Memanfaatkan ujaran Frantz Fanon, rakyat yang paling tertindas menjadi manusia yang paling berhak menyatakan merdeka. Perkataan “merdeka” bisa keluar dari mulut elite dan golongan menengah. Namun pernyataan dari rakyat pinggiran paling bermakna untuk menggerakkan seluruh sumberdaya miliknya.

Di Indonesia, siapakah yang lebih berhak menyatakan merdeka dibandingkan petani? Di masa kerajaan, petanilah yang ditekan untuk memenuhi ransum istana hingga pembangunan candi akbar. Di masa kolonial petani adalah subyek pengisi tanam paksa di kebun hingga jalan raya. Sejak Orde Baru pemerintah menahan petani mencipta beras dengan harga lebih murah dari upah buruh industri terendah.

Fanon melanjutkan, wacana kelas menengah dan elite bercirikan penghindaran konflik fisik, semata-mata karena tidak berani menanggung resiko. Sebaliknya rakyat tertindas mematerialkan wacana dalam kekuatan fisik, sekaligus menunjukkan keberanian mereka mencipta sejarah.

Di masa klasik nabi mempercayai doa umat tertindas sebagai pengoreksi dunia lantaran senantiasa dikabulkan Tuhan. Di Eropa Karl Marx menemukan golongan proletar industri sebagai pencipta sejarah sosialisme. Untuk Indonesia, Sartono Kartodirjo dan Rex Mortimer mencatat berulangnya petani menggalang kekuatan fisik melawan raja, kolonialis, hingga pemerintah.

Institusionalisasi wacana rakyat berbentuk gerakan antar mereka sendiri, berbentuk organisasi formal, maupun terkumpulnya simpatisan di sekitar mereka. Sebagai pengganti insting pada hewan, manusia berorganisasi untuk mempertahankan diri.
Mengikuti Abraham Maslow, orang-orang yang teraktualisasi-diri selalu tertarik dengan keadilan dan moralitas. Tidak mengherankan Maslow memastikan, sekalipun sehari-hari mereka terlihat netral, namun selalu menunggu saat-saat untuk berpihak kepada golongan yang disakiti begitu ketidakadilan mengemuka. Saya menduga dukungan dan pengorganisasian untuk petani meningkat usai pemuatan Kompas.

Trik pengusaha dan penguasa nantinya berkisar pada pemuatan angka-angka pendukung disertai kelompok kecil pengguna kekerasan fisik. Petani tentu siap beradu fisik, namun penguatan wacana-petani membutuhkan kelompok cendekiawan organik.
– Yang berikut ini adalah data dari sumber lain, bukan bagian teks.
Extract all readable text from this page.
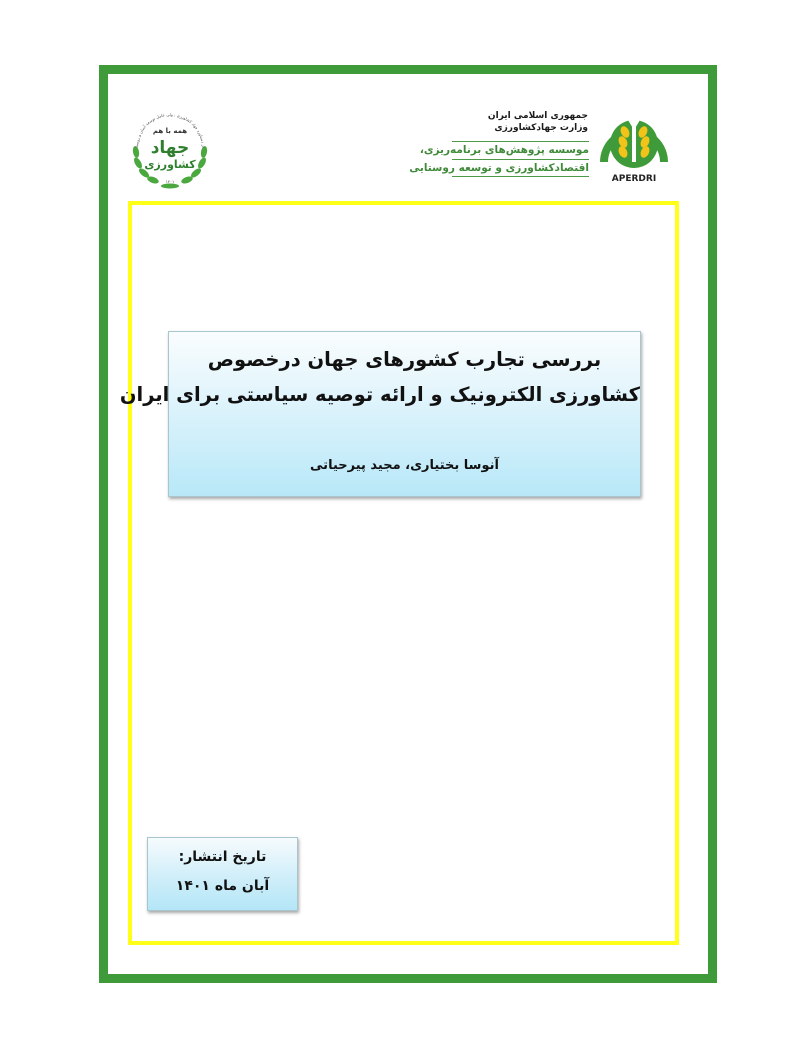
از دستاورد جهاد کشاورزی ، ولی عامل توسعه آسان و روستا
همه با هم
جهاد
کشاورزی
۱۴۰۱

جمهوری اسلامی ایران

وزارت جهادکشاورزی

موسسه پژوهش‌های برنامه‌ریزی،
اقتصادکشاورزی و توسعه روستایی
APERDRI

بررسی تجارب کشورهای جهان درخصوص

کشاورزی الکترونیک و ارائه توصیه سیاستی برای ایران

آنوسا بختیاری، مجید پیرحیاتی
تاریخ انتشار:
آبان ماه ۱۴۰۱
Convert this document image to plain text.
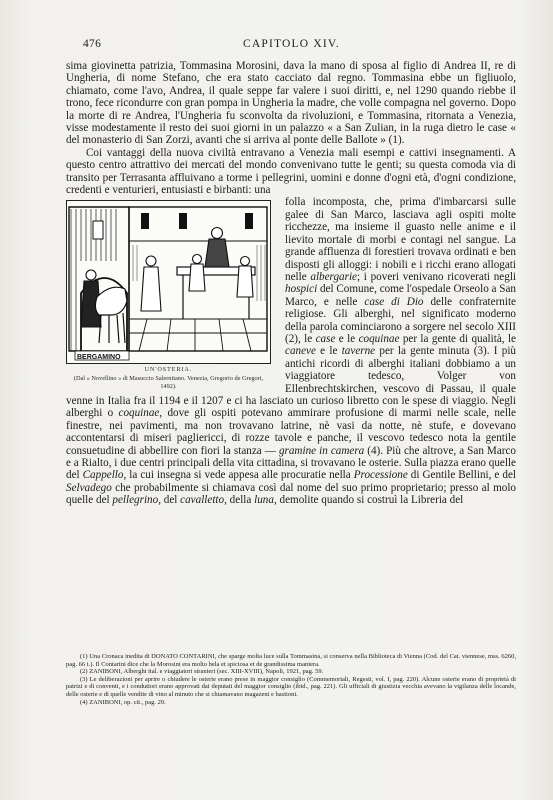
476	CAPITOLO XIV.

sima giovinetta patrizia, Tommasina Morosini, dava la mano di sposa al figlio di Andrea II, re di Ungheria, di nome Stefano, che era stato cacciato dal regno. Tommasina ebbe un figliuolo, chiamato, come l'avo, Andrea, il quale seppe far valere i suoi diritti, e, nel 1290 quando riebbe il trono, fece ricondurre con gran pompa in Ungheria la madre, che volle compagna nel governo. Dopo la morte di re Andrea, l'Ungheria fu sconvolta da rivoluzioni, e Tommasina, ritornata a Venezia, visse modestamente il resto dei suoi giorni in un palazzo « a San Zulian, in la ruga dietro le case « del monasterio di San Zorzi, avanti che si arriva al ponte delle Ballote » (1).

Coi vantaggi della nuova civiltà entravano a Venezia mali esempi e cattivi insegnamenti. A questo centro attrattivo dei mercati del mondo convenivano tutte le genti; su questa comoda via di transito per Terrasanta affluivano a torme i pellegrini, uomini e donne d'ogni età, d'ogni condizione, credenti e venturieri, entusiasti e birbanti: una

BERGAMINO
UN'OSTERIA.
(Dal « Novellino » di Masuccio Salernitano. Venezia, Gregorio de Gregori, 1492).

folla incomposta, che, prima d'imbarcarsi sulle galee di San Marco, lasciava agli ospiti molte ricchezze, ma insieme il guasto nelle anime e il lievito mortale di morbi e contagi nel sangue. La grande affluenza di forestieri trovava ordinati e ben disposti gli alloggi: i nobili e i ricchi erano allogati nelle albergarie; i poveri venivano ricoverati negli hospici del Comune, come l'ospedale Orseolo a San Marco, e nelle case di Dio delle confraternite religiose. Gli alberghi, nel significato moderno della parola cominciarono a sorgere nel secolo XIII (2), le case e le coquinae per la gente di qualità, le caneve e le taverne per la gente minuta (3). I più antichi ricordi di alberghi italiani dobbiamo a un viaggiatore tedesco, Volger von Ellenbrechtskirchen, vescovo di Passau, il quale venne in Italia fra il 1194 e il 1207 e ci ha lasciato un curioso libretto con le spese di viaggio. Negli alberghi o coquinae, dove gli ospiti potevano ammirare profusione di marmi nelle scale, nelle finestre, nei pavimenti, ma non trovavano latrine, nè vasi da notte, nè stufe, e dovevano accontentarsi di miseri pagliericci, di rozze tavole e panche, il vescovo tedesco nota la gentile consuetudine di abbellire con fiori la stanza — gramine in camera (4). Più che altrove, a San Marco e a Rialto, i due centri principali della vita cittadina, si trovavano le osterie. Sulla piazza erano quelle del Cappello, la cui insegna si vede appesa alle procuratie nella Processione di Gentile Bellini, e del Selvadego che probabilmente si chiamava così dal nome del suo primo proprietario; presso al molo quelle del pellegrino, del cavalletto, della luna, demolite quando si costruì la Libreria del

(1) Una Cronaca inedita di DONATO CONTARINI, che sparge molta luce sulla Tommasina, si conserva nella Biblioteca di Vienna (Cod. del Cat. viennese, mss. 6260, pag. 66 t.). Il Contarini dice che la Morosini era molto bela et spiciosa et de grandissima maniera.

(2) ZANIBONI, Alberghi ital. e viaggiatori stranieri (sec. XIII-XVIII), Napoli, 1921, pag. 59.

(3) Le deliberazioni per aprire o chiudere le osterie erano prese in maggior consiglio (Commemoriali, Regesti, vol. I, pag. 220). Alcune osterie erano di proprietà di patrizi e di conventi, e i conduttori erano approvati dai deputati del maggior consiglio (ibid., pag. 221). Gli ufficiali di giustizia vecchia avevano la vigilanza delle locande, delle osterie e di quelle vendite di vino al minuto che si chiamavano magazeni e bastioni.

(4) ZANIBONI, op. cit., pag. 29.
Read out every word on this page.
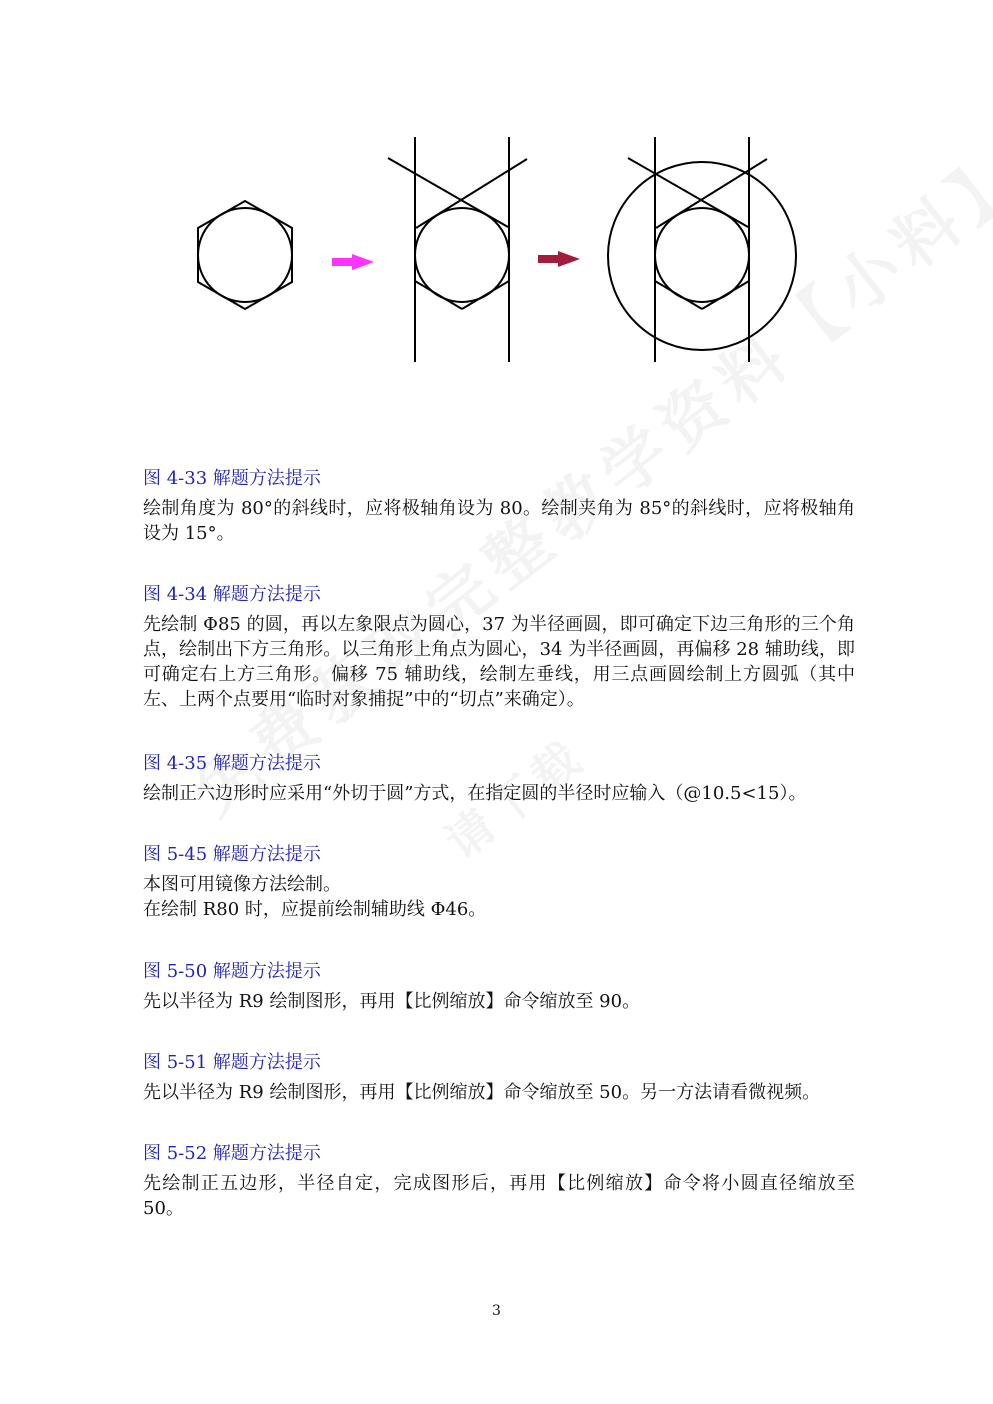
图 4-33 解题方法提示

绘制角度为 80°的斜线时，应将极轴角设为 80。绘制夹角为 85°的斜线时，应将极轴角设为 15°。

图 4-34 解题方法提示

先绘制 Φ85 的圆，再以左象限点为圆心，37 为半径画圆，即可确定下边三角形的三个角点，绘制出下方三角形。以三角形上角点为圆心，34 为半径画圆，再偏移 28 辅助线，即可确定右上方三角形。偏移 75 辅助线，绘制左垂线，用三点画圆绘制上方圆弧（其中左、上两个点要用“临时对象捕捉”中的“切点”来确定）。

图 4-35 解题方法提示

绘制正六边形时应采用“外切于圆”方式，在指定圆的半径时应输入（@10.5<15）。

图 5-45 解题方法提示

本图可用镜像方法绘制。
在绘制 R80 时，应提前绘制辅助线 Φ46。

图 5-50 解题方法提示

先以半径为 R9 绘制图形，再用【比例缩放】命令缩放至 90。

图 5-51 解题方法提示

先以半径为 R9 绘制图形，再用【比例缩放】命令缩放至 50。另一方法请看微视频。

图 5-52 解题方法提示

先绘制正五边形，半径自定，完成图形后，再用【比例缩放】命令将小圆直径缩放至 50。

3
Di sinilah media massa menjadi penting. Baik berupa koran, majalah, tabloid (yang paling lama disimpan di rumah), radio dan televisi. Khusus untuk koran ini, teriring usul agar membuat koran yang beredar khusus di antara golongan bawah –jenis media ini belum muncul di antara grup Kompas.

Pasca-Pembangunan

Pembangunan didasarkan humanisme ala Kantian. Seorang dewasa –ternyata maksudnya Barat—menjadi seorang humanis, dan dirinya memiliki tugas memberdayakan (”meng-humanis-kan”) orang yang belum dewasa: orang desa di negara Selatan. Evolusionisme menguatkan diskursus desa sebagai awal evolusi menuju kota. Juga pertanian sebagai pangkal menuju kemodernan industri dan masyarakat jasa.

Ketidakmandirian desa terwujud dalam mekanisme penggabungan untuk memudahkan pengelolaan dan kontrol. Kategorisasi pengontrolan berupa kecamatan dan kabupaten, dan dimaterialkan dalam pengiriman sumberdaya pembangunan berurut dari tingkat nasional sampai desa.

Wacana serta institusi pembangunan menempatkan petani di desa pada kalangan terbawah. Posisi ini bukannya mendapatkan limpahan layanan, melainkan rente tertinggi.
Maka tak salah menginginkan kesetaraan posisi orang desa. Akses rakyat dan simpatisannya dalam wacana dominan ditempuh melalui media massa terlaris. Dan institusi kelompok pinggiran dikuatkan hingga jaringannya di tingkat internasional.